Figure 1. The Multilabel Binarizer function transforms multilabel data into binary yes/no labels. This conversion changes each label into a binary indicator, where '1' signifies 'yes' (the label is present) and '0' signifies 'no' (the label is absent), facilitating binary classification for each label.
However, our classification task is inherently a multilabel classification problem (Figure 1) , not a multiclass one. In multilabel classification, each sample can belong to multiple classes simultaneously (Tsoumakas & Katakis, 2007). For example, an audio clip might contain both a piano and a violin playing together. This means that the traditional multiclass confusion matrix, which assumes that each sample belongs to only one class, is not suitable for our scenario (Zhang & Zhou, 2014).
In a multiclass confusion matrix, the off-diagonal elements represent misclassifications from one class to another. However, in multilabel classification, since classes are not mutually exclusive, a sample cannot be misclassified from one class to another in the traditional sense (Gibaja & Ventura, 2015). Instead, errors occur when the model fails to predict a label that is present (false negatives) or predicts a label that is not present (false positives) for each class independently.

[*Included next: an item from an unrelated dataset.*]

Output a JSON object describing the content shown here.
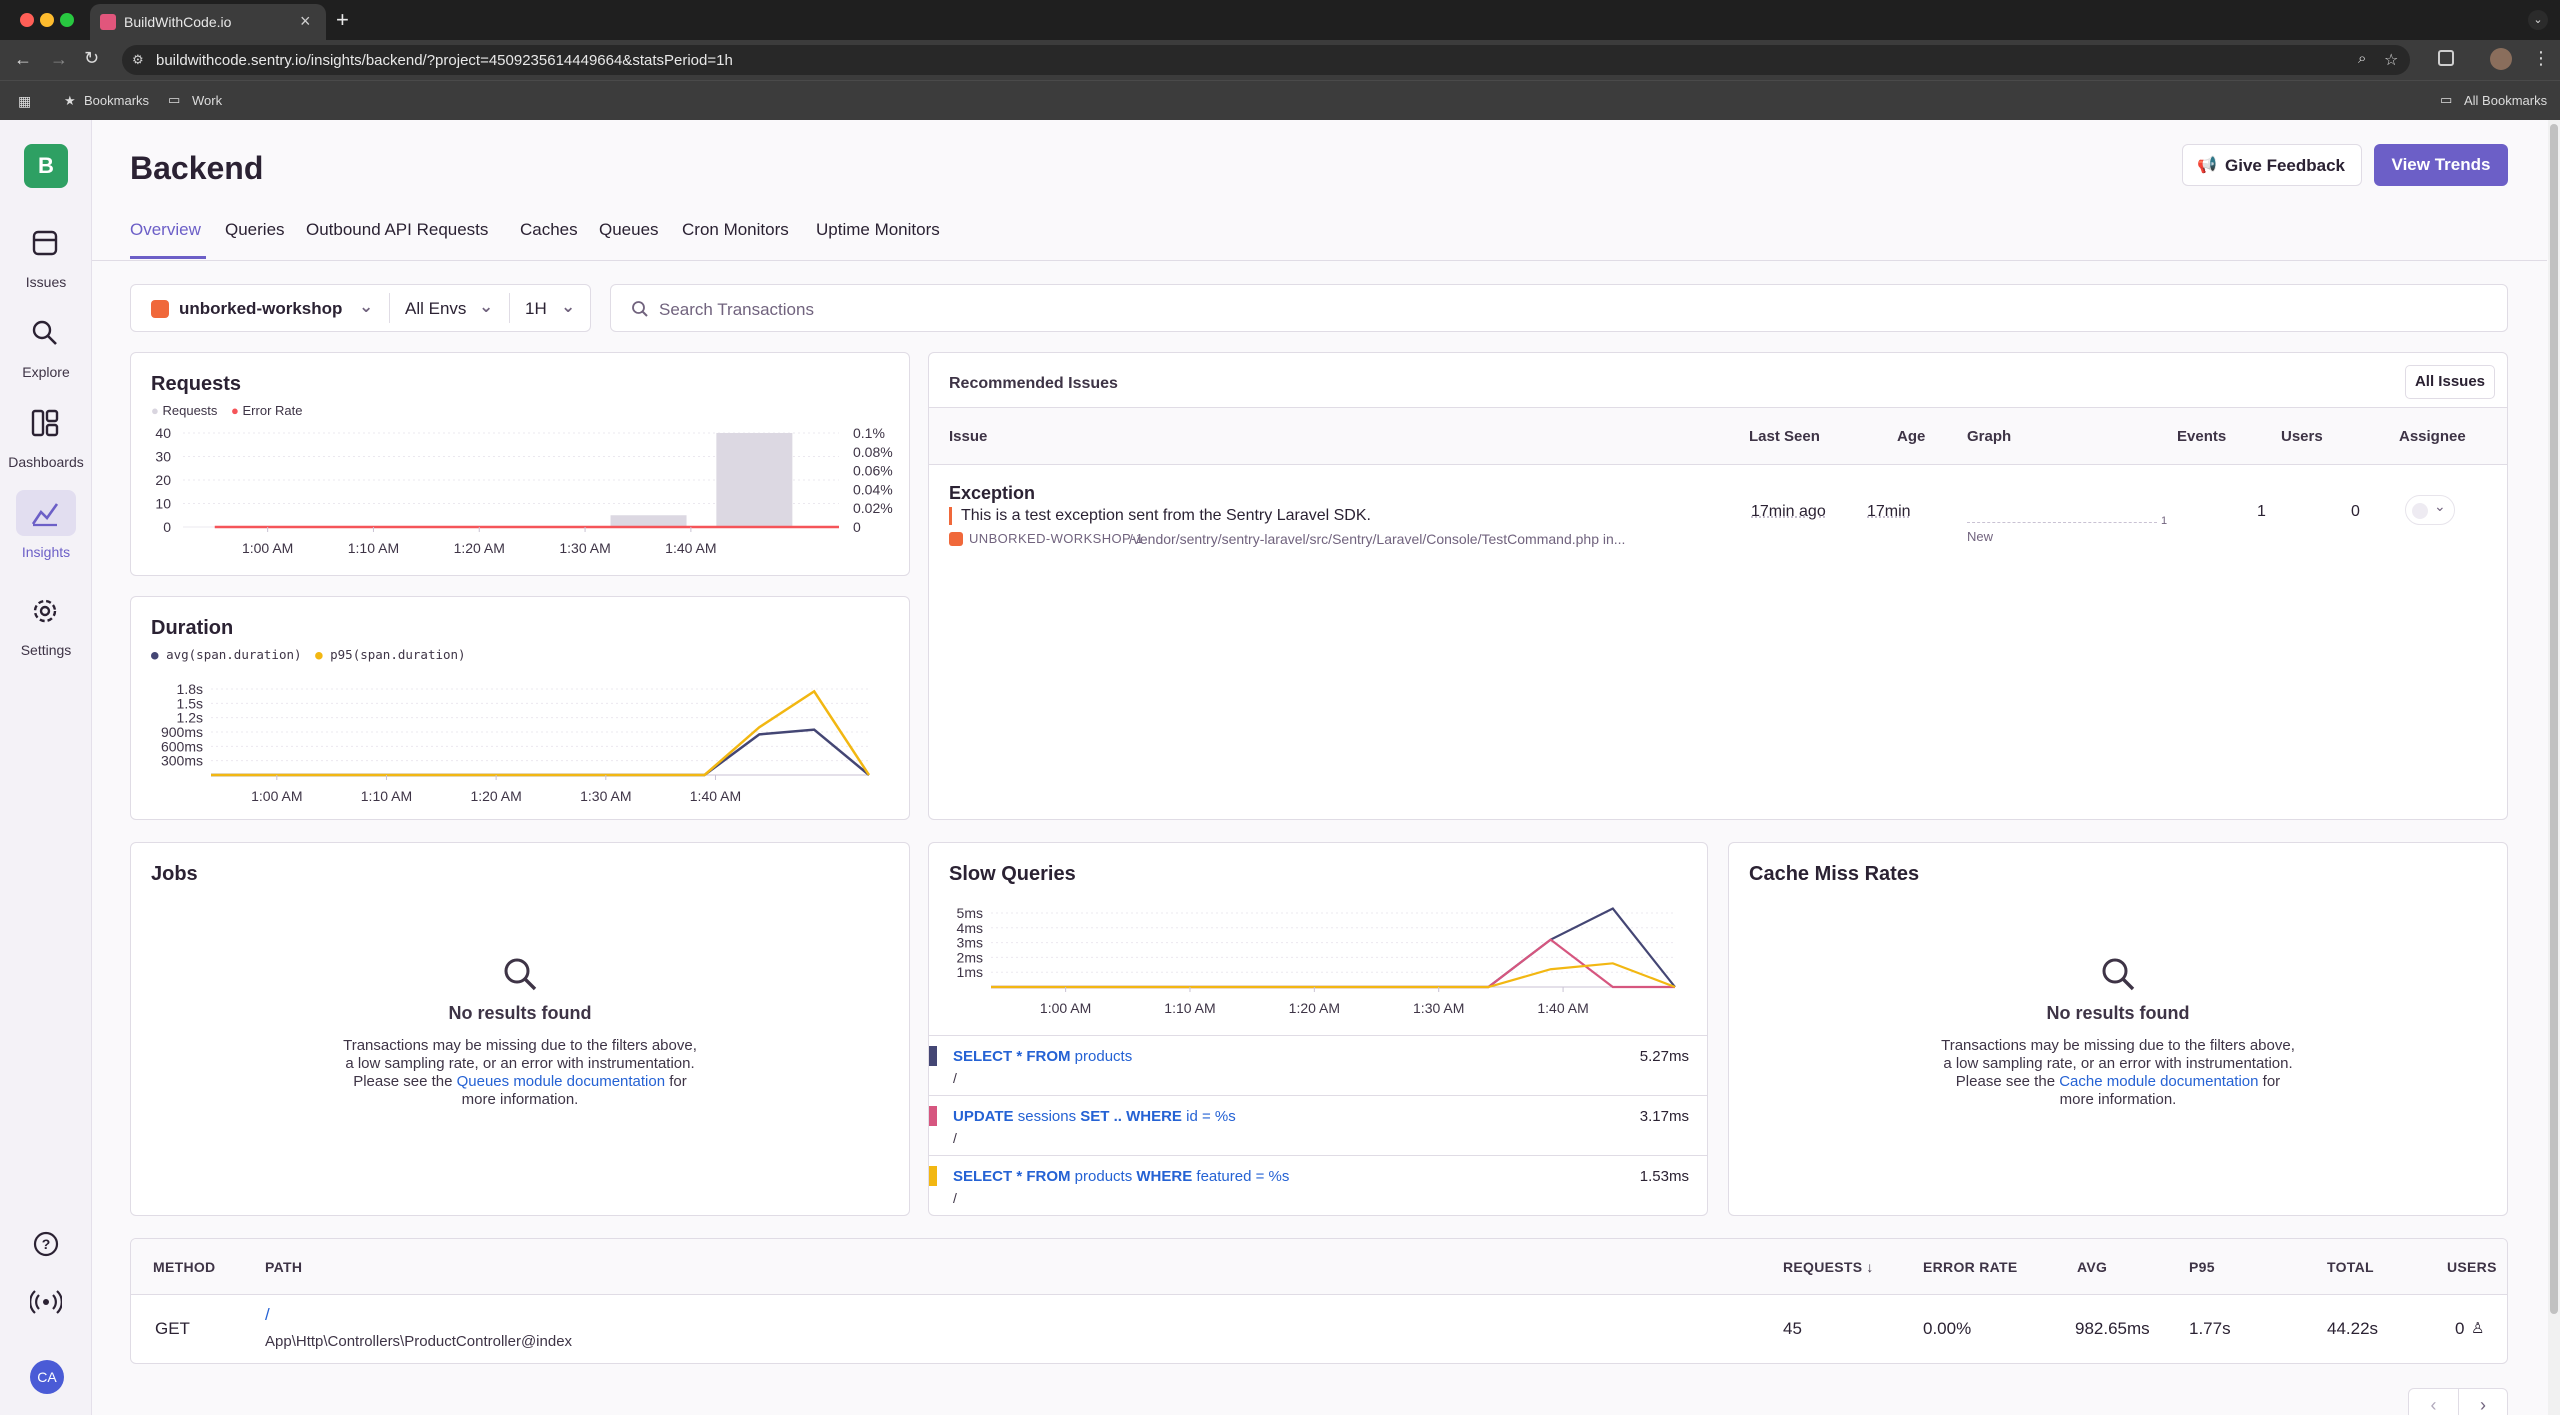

Regarding the number of true negatives appearing small in the confusion matrices, this is a common characteristic of multilabel classification. Since each class is treated independently, and each sample can be positive or negative for each class, the number of true negatives can be less prominent, especially if the classes are imbalanced (Sammut & Webb, 2011).
We apologize for any confusion and appreciate your understanding. To address your concern, we have added an explicit explanation in the manuscript on lines 221 to 223 (Figure 2) to clarify that our classification task is a multilabel problem, not a multiclass one.
Figure 2. The Multilabel Binarizer function transforms multilabel data into binary yes/no labels. This conversion changes each label into a binary indicator, where '1' signifies 'yes' (the label is present) and '0' signifies 'no' (the label is absent), facilitating binary classification for each label.
We hope this clarification addresses your concern. However, if you feel that further elaboration or additional analysis is needed, we are more than happy to make further revisions.
Thank you for your time and constructive suggestions.
Sincerely,
Authors
References
Gibaja, E., & Ventura, S. (2015). A tutorial on multilabel learning. ACM Computing Surveys, 47(3), 52.
Li, Y., Li, Z., & Liu, F. (2015). Multi-label classification based on k-nearest neighbor approach for remote sensing images. Pattern Recognition Letters, 63, 115-122.
Sammut, C., & Webb, G. I. (Eds.). (2011). Encyclopedia of Machine Learning. Springer.
Tsoumakas, G., & Katakis, I. (2007). Multi-label classification: An overview. International Journal of Data Warehousing and Mining, 3(3), 1-13.
Zhang, M. L., & Zhou, Z. H. (2014). A review on multi-label learning algorithms. IEEE Transactions on Knowledge and Data Engineering, 26(8), 1819-1837.